Mais petit à petit, les choses changent, et c'est tant mieux. Rien que cette année, chaînes et services de streaming américains ont proposé trois films des fêtes ouvertement queer : Happiest Season (Ma Belle-famille, Noël et moi chez nous) avec Kristen Stewart, The Christmas House et The Christmas Setup. Des alternatives bienvenues à un univers culturel rarement LGBTQ. Rarement, oui, et pourtant... Les exceptions ne manquent pas.

Le Docteur Pralinus pourrait vous le confirmer d'une voix enthousiaste. Sur YouTube, le Docteur (ou Théodore pour les intimes) étale sa "Cuculture" en décryptant une vidéo après l'autre la pop culture queer et girly. Et le fait plutôt très bien. Pour Terrafemina, l'expert s'est donc penché sur le meilleur des films de Noël queer. Des oeuvres qui bien souvent déboulonnent les genres et (d)étonnent dans ce paysage cinématographique balisé.

En voici six à ne surtout pas manquer.

"Breakfast with Scot" de Laurie Lynd (2007)
"Breakfast with Scot" de Laurie Lynd (2007) © Miracle Pictures

Ça raconte quoi ? Après la mort tragique de sa mère, le jeune Scot est recueilli par son oncle et la compagnon de ce dernier. Une adoption temporaire qui va bousculer leur petit confort. Surtout que Scot est un jeune garçon plein de surprises. Il aime le patinage artistique et les chants de Noël, se maquiller et embrasser ses copains.

L'avis du Docteur : "L'un de mes préférés dans cette liste ! Ce n'est pas simplement un film de Noël mais un BON film de Noël, à savoir, très feelgood et avec plein de bons sentiments. Certes, les personnages sont tous blancs et privilégiés, mais l'enjeu central est vraiment sensé : celui de la famille choisie, thématique LGBT illustrée à travers le regard de cet enfant, Scot (Noah Bernett), qui souhaite rester aux côtés du couple formé par Eric (Tom Cavanagh) et Sam (Ben Shenkman), et non pas la famille qu'on lui assigne.

C'est d'autant plus intéressant que le personnage d'Eric, ancien champion de hockey, n'est pas non plus un modèle hétéronormatif traditionnel. Et que dans sa relation avec Sam, il n'y a jamais de réflexions insistantes et déplacées sur "qui est la maman, qui est le papa"... De plus, tout ce qui vit ou a vécu Scot aussi perçu avec une certaine pudeur.

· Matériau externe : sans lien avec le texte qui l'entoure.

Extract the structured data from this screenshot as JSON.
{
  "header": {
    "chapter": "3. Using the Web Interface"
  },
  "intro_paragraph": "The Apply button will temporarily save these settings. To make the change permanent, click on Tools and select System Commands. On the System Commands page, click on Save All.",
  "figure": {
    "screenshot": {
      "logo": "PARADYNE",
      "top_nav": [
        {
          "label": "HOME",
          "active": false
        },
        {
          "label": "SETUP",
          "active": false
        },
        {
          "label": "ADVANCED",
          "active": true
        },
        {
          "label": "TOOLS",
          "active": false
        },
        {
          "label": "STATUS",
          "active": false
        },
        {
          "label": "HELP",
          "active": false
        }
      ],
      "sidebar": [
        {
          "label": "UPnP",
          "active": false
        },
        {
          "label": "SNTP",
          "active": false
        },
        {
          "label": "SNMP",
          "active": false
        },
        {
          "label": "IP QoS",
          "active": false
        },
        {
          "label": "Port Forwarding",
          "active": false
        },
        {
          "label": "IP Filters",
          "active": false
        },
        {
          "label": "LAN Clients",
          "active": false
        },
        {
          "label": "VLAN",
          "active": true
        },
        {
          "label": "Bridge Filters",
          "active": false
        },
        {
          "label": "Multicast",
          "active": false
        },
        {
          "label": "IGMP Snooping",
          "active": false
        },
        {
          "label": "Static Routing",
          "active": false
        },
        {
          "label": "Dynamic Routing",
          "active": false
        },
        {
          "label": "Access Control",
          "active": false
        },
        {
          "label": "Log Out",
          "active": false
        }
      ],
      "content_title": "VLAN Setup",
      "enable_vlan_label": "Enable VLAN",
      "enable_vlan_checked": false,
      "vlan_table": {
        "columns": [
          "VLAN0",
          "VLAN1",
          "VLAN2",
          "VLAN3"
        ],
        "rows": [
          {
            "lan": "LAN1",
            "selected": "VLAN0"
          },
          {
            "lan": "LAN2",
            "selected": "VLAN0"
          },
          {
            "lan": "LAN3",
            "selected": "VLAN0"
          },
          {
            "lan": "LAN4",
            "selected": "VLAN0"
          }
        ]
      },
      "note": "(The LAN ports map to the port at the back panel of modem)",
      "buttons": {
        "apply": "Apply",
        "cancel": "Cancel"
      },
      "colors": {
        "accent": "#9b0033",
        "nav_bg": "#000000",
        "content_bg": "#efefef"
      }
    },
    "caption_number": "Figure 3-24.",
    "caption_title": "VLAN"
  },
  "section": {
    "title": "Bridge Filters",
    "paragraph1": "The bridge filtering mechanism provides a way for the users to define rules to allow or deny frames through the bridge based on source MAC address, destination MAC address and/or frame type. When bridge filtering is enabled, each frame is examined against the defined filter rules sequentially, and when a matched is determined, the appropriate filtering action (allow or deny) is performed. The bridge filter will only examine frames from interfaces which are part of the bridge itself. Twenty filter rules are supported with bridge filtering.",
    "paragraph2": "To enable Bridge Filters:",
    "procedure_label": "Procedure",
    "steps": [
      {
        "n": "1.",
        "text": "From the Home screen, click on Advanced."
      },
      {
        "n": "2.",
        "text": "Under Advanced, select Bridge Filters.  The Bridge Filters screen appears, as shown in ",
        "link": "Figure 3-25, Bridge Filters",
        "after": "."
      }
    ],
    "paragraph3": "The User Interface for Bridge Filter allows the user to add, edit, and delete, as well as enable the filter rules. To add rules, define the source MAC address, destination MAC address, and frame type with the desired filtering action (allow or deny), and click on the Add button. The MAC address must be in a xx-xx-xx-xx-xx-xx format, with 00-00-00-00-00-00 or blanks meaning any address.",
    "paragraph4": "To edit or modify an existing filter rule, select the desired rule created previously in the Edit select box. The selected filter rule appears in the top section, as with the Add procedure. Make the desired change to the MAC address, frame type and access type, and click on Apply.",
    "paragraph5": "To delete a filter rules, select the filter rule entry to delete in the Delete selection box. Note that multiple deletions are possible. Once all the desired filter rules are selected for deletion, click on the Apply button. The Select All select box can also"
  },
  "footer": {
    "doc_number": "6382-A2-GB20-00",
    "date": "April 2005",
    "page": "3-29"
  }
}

Comme dans beaucoup de films de Noël, l'enfance est au premier plan, et elle permet aussi d'évoquer les enjeux de la masculinité, l'homophobie intériorisée (Eric craint de "rendre [Scot] gay" Scot) par le biais du regard d'un gosse tour à tour drôle, flamboyant, attachant."

"Ma belle-famille, Noël et moi" de Clea DuVall (2020)
"Ma belle-famille, Noël et moi" de Clea DuVall (2020) © Hulu

Ça raconte quoi ? Quiproquos en série et embarras attendu pendant les fêtes de Noël, lorsqu'une jeune femme découvre que sa petite-amie n'a pas fait son coming-out auprès de sa famille super conservatrice.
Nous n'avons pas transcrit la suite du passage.